Not always a bed of roses — not at all
A design system is a product — and that’s how we saw it and how, in our opinion, it should have been seen from the start.
Unfortunately we didn’t see Zilla like that in the beginning, when a group of designers decided to meet to make it happen in the inventory week. The result of that immersion week was the construction of a design system for designers and not for engineers, and not for the company.
Today, together with the lessons learned, after the mistakes of the beginning, we accepted that first we should have understood if that project would have resolved the problems and not only thought about the perfection of a design system. In that moment, in that week, something huge was built — a robust design system that overflowed from the capacity it had by then.
That immensity of a project never would provide what we needed and the Engineering team, which would use the design system together with us, would never be able to use it. We forgot that, in order to build something that big, we should have included the Engineering part. And, no, nothing from that team had been done. Something was missing — the synergy between the Design and the Engineering teams as a goal of our huge project.
And it was pointed out not only by the Design Guild, but by the other stakeholders too. In the end, we were asked why we didn’t bring a real solution after the immersion. The problem had been solved only by the designers and, in order to be solved globally, we should have done it little by little, as a team, and not building a lab monster.
An egg, a lizard, and a Zilla
When we launched the MVP, we also launched our how-to guide, that is, how we should have done the whole process. The design system robustness was in accordance with its name. If we had started from the beginning, little by little, we wouldn’t have faced so many problems while executing it. In our favor, there was only the constant iteration environment the company breathes.
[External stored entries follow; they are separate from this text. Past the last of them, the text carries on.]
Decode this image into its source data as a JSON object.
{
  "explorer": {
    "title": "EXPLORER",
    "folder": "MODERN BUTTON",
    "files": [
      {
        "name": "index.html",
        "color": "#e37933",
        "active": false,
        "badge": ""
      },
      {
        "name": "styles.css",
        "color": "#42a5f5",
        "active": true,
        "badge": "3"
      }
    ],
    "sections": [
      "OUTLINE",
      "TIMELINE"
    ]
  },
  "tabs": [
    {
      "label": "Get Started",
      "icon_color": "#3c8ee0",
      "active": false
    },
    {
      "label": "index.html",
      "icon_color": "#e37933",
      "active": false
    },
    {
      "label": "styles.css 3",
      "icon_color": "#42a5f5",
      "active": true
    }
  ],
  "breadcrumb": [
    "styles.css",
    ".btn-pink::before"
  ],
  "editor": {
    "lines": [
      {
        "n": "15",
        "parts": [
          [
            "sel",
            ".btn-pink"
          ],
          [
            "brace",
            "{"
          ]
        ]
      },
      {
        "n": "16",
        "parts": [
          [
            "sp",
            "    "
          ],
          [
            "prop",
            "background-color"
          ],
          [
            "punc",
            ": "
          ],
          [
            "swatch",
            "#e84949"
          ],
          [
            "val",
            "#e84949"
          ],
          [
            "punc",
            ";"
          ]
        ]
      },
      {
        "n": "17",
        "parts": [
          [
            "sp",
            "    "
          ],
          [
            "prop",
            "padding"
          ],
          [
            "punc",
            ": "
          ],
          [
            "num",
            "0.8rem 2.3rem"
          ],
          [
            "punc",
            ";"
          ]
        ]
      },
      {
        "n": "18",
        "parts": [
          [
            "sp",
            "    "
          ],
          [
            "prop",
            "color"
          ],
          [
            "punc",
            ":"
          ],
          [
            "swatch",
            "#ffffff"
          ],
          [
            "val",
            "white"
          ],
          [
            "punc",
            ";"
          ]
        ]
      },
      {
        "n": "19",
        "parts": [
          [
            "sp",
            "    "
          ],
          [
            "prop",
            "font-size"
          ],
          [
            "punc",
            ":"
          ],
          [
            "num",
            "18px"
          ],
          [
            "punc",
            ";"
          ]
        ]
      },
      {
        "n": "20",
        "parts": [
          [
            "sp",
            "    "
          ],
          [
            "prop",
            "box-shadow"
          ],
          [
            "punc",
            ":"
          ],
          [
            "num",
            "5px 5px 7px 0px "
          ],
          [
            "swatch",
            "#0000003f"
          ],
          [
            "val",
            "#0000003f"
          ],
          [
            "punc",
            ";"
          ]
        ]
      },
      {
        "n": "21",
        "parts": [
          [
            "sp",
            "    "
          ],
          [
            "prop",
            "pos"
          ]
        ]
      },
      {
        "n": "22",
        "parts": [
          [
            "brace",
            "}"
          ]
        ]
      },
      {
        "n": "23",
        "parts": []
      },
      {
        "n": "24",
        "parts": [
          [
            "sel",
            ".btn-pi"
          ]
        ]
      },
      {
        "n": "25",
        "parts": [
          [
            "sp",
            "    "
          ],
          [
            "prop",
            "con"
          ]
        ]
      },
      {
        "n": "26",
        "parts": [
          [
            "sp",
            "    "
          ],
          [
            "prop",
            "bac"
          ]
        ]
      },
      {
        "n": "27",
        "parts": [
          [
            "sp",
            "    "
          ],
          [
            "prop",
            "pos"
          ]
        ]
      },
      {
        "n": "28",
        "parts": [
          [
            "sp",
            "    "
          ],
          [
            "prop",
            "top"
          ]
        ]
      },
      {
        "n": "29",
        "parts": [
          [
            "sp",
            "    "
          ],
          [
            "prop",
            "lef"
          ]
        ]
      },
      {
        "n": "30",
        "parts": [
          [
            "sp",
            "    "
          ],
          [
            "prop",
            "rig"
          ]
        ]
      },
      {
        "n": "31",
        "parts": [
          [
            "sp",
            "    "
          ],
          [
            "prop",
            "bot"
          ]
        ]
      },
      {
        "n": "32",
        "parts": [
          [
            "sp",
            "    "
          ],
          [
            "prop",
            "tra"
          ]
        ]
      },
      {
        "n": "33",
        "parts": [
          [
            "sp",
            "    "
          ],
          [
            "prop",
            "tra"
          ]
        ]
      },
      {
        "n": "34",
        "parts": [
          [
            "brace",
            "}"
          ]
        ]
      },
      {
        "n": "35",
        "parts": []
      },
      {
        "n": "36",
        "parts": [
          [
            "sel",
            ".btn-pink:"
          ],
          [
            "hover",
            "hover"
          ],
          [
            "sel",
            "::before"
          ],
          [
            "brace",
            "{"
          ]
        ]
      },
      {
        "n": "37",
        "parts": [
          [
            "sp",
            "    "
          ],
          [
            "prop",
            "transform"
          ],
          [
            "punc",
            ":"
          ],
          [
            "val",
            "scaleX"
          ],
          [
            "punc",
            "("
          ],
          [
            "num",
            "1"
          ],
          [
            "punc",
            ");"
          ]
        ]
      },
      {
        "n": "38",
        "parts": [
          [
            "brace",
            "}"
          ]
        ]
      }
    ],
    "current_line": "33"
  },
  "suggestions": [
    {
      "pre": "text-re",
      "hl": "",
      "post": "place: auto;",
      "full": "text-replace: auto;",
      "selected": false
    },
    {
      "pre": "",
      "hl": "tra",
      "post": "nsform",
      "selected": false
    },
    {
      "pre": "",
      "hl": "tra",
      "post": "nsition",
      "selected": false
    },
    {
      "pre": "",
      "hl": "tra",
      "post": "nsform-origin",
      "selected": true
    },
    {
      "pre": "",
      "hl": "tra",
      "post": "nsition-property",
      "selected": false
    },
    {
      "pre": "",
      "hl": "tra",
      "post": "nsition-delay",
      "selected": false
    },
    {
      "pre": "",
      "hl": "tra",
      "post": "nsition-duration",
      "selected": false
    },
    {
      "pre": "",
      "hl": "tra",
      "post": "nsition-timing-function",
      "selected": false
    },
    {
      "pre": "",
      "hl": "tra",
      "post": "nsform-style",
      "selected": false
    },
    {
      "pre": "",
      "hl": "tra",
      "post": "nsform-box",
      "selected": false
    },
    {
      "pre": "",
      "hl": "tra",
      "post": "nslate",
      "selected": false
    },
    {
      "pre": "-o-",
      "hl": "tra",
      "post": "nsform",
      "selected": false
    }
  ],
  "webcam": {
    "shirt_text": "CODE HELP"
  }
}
Zilla, our little huge monster, was not planned to grow as a product. If it had been, we would have nurtured the egg, raised a lizard so, after it matured, it would have been launched as a real Zilla.
Thus, even if Zilla didn’t evolve ideally from the beginning, at least our team evolved organically to step up on the right way of building our design system.
Process, alignment and documentation: they were the foundations of the next stage, which I will tell you soon. This is because a design system, as any other good product, doesn’t have an end.